Europa bajo calor extremo: hay nueva alerta climática y ya golpea a casi 200 millones de personas
El fenómeno de altas temperaturas que en los últimos días golpeó con intensidad al oeste de Europa comenzó a reconfigurarse y avanzar hacia el centro y el este del continente, alcanzando también a la región de los Balcanes. Lejos de disiparse, el sistema de aire cálido se mantiene activo y sigue afectando a distintas zonas con valores térmicos muy por encima de lo habitual para esta época del año.
En varios puntos del continente, las temperaturas superan en más de 10 grados los promedios históricos, consolidando un escenario climático excepcional.
Un impacto masivo: 191 millones de personas bajo temperaturas extremas
Durante la noche del sábado al domingo, tormentas de gran intensidad se registraron en el norte de Francia y Bélgica. Ese episodio permitió un descenso temporal de las temperaturas en esas zonas.

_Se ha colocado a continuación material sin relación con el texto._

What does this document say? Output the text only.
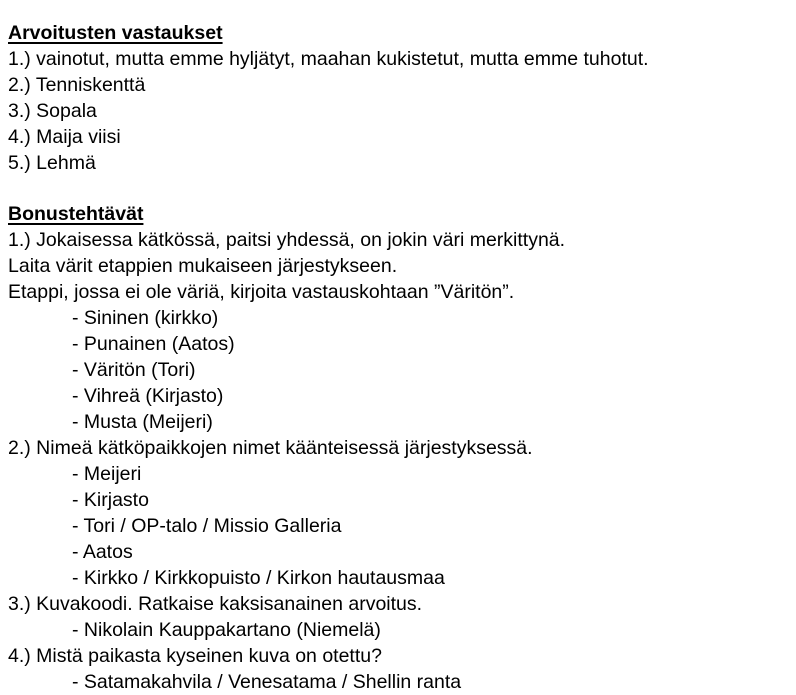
Arvoitusten vastaukset
1.) vainotut, mutta emme hyljätyt, maahan kukistetut, mutta emme tuhotut.
2.) Tenniskenttä
3.) Sopala
4.) Maija viisi
5.) Lehmä
Bonustehtävät
1.) Jokaisessa kätkössä, paitsi yhdessä, on jokin väri merkittynä.
Laita värit etappien mukaiseen järjestykseen.
Etappi, jossa ei ole väriä, kirjoita vastauskohtaan ”Väritön”.
- Sininen (kirkko)
- Punainen (Aatos)
- Väritön (Tori)
- Vihreä (Kirjasto)
- Musta (Meijeri)
2.) Nimeä kätköpaikkojen nimet käänteisessä järjestyksessä.
- Meijeri
- Kirjasto
- Tori / OP-talo / Missio Galleria
- Aatos
- Kirkko / Kirkkopuisto / Kirkon hautausmaa
3.) Kuvakoodi. Ratkaise kaksisanainen arvoitus.
- Nikolain Kauppakartano (Niemelä)
4.) Mistä paikasta kyseinen kuva on otettu?
- Satamakahvila / Venesatama / Shellin ranta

Sin embargo, el alivio fue breve: las masas de aire caliente retomaron rápidamente su desplazamiento hacia países como Chequia, Eslovaquia, Hungría, Polonia y distintas regiones de los Balcanes.
Según datos de la agencia AFP, en los últimos días alrededor de 191 millones de europeos estuvieron expuestos a temperaturas superiores a los 35°C durante el día.

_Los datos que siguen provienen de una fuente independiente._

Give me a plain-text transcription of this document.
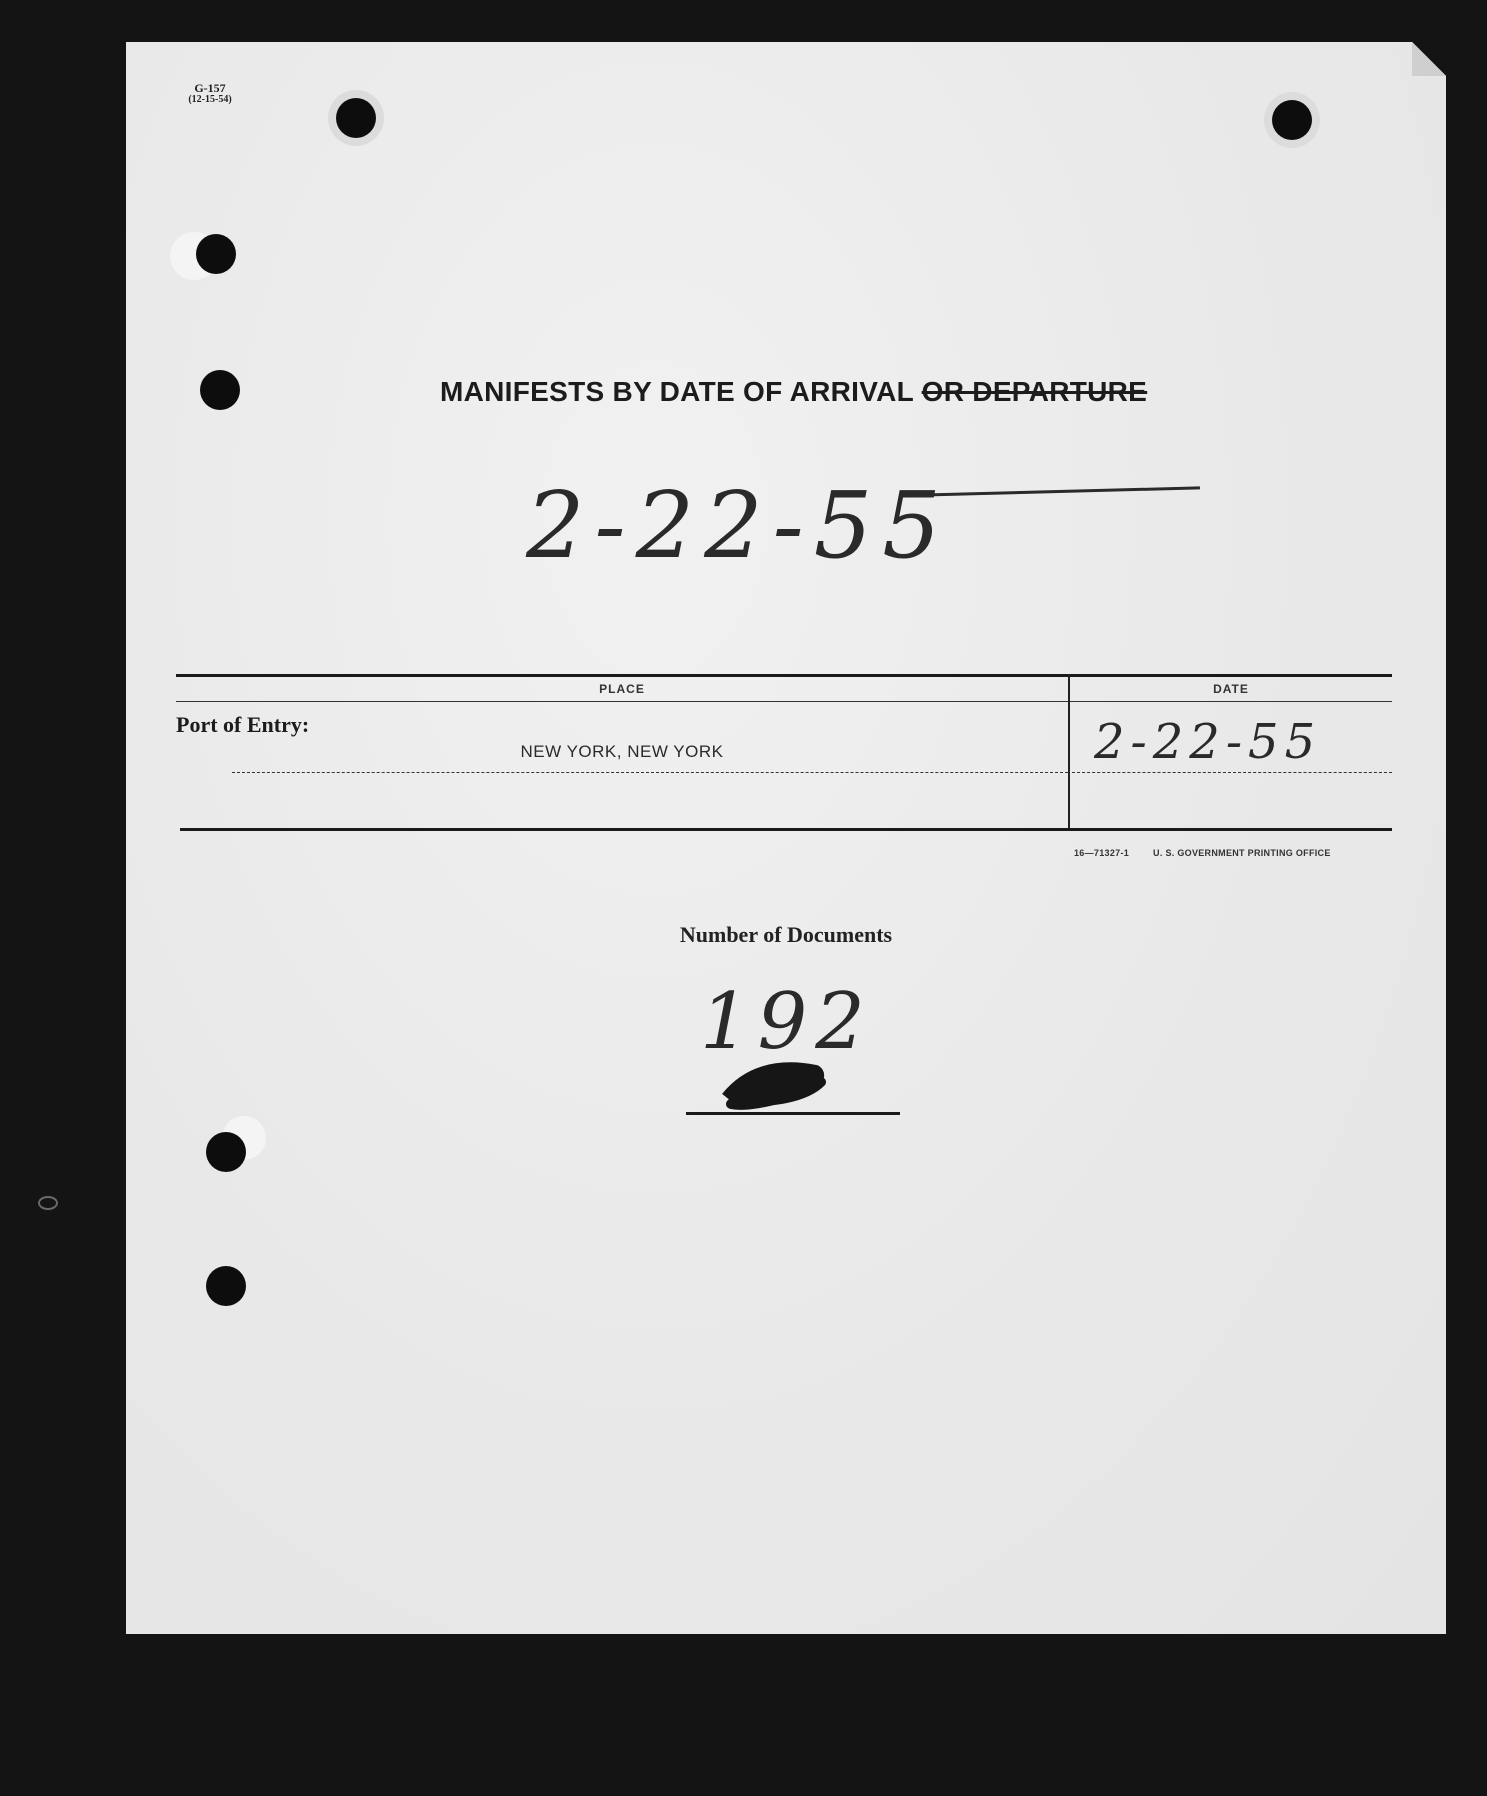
G-157
(12-15-54)
MANIFESTS BY DATE OF ARRIVAL OR DEPARTURE
2-22-55
PLACE	DATE
Port of Entry:
NEW YORK, NEW YORK	2-22-55
16—71327-1	U. S. GOVERNMENT PRINTING OFFICE
Number of Documents
192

Muchos de estos registros se dieron en regiones poco habituadas a este tipo de condiciones extremas, lo que amplifica el impacto del fenómeno. El episodio comenzó oficialmente el 21 de junio y ya es considerado uno de los más severos desde que existen registros confiables en Europa.
Salud en alerta: más de 1.300 muertes atribuidas al calor
La Organización Mundial de la Salud (OMS) estima que desde el inicio de la ola de calor se registraron más de 1.300 muertes asociadas a las altas temperaturas en Europa.

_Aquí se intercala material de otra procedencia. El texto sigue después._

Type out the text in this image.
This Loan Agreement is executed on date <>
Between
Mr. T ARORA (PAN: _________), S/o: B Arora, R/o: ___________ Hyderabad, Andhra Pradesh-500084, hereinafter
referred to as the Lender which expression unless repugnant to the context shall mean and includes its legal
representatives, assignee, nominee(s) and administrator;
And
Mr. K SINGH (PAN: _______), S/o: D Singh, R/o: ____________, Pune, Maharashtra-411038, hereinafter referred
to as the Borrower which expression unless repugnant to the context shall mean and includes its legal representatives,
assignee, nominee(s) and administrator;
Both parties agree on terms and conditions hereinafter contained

El organismo advierte que se trata de cifras preliminares y que el número real podría ser mayor. El director general de la OMS, Tedros Adhanom Ghebreyesus, señaló en redes sociales:
"Ahora mismo 150 millones de personas viven en condiciones de extremo calor, cientos han muerto, las escuelas cierran, las redes (de transporte de electricidad) están colapsando". También advirtió que "Europa es el continente que se calienta más rápido".
Sistemas al límite: hospitales saturados y servicios desbordados
El impacto del calor se trasladó rápidamente a los sistemas sanitarios. En Colonia, Alemania, fue necesario montar hospitales de campaña debido a la saturación de los centros médicos por el aumento de pacientes con complicaciones vinculadas a las altas temperaturas.
En Francia, reportes de prensa indicaron que algunas funerarias del centro del país se vieron desbordadas por el incremento de fallecimientos en los últimos días.
El calor extremo ya afecta la infraestructura: rutas cerradas y fallas en el transporte en Europa
Las temperaturas extremas también provocaron daños materiales. En Alemania, algunas rutas debieron ser cerradas porque el asfalto comenzó a deformarse por el calor.
En Bélgica, incluso se reportaron fallas en vías de tranvía debido a la dilatación del metal, lo que obligó a interrumpir servicios. En países del norte de Europa, la infraestructura urbana no está diseñada para soportar temperaturas tan elevadas.
Mientras en el sur del continente el aire acondicionado es habitual en viviendas, hospitales y edificios públicos, en el norte su presencia es escasa o incluso inexistente, lo que agrava el impacto de las olas de calor.
Este diseño urbano, pensado para conservar calor en invierno, termina intensificando los efectos del calor extremo en verano.
Un antecedente crítico
El episodio actual es comparado con la histórica ola de calor de 2003, que provocó más de 15.000 muertes en Europa.
Aunque el balance actual aún es menor, las autoridades sanitarias advierten que los números podrían aumentar.
En Francia, informes recientes mencionan hospitales y funerarias bajo fuerte presión en varias regiones.
Cifras en evolución y advertencias regionales
- En Francia, las autoridades estiman más de 1.000 muertes entre el 24 y el 28 de junio, solo en cuatro días.
- España, por su parte, calcula alrededor de 800 fallecimientos adicionales en la última semana.
Esto sugiere que el total europeo de 1.300 muertes podría ser conservador.
Los servicios meteorológicos europeos anticipan la posibilidad de un nuevo episodio de calor extremo en un plazo de 10 a 15 días, con temperaturas nuevamente cercanas a los 40°C en el norte del continente.
Polonia, el este de Alemania y Chequia ya registraron picos cercanos a los 42°C, marcando récords históricos que refuerzan la preocupación por la continuidad del fenómeno.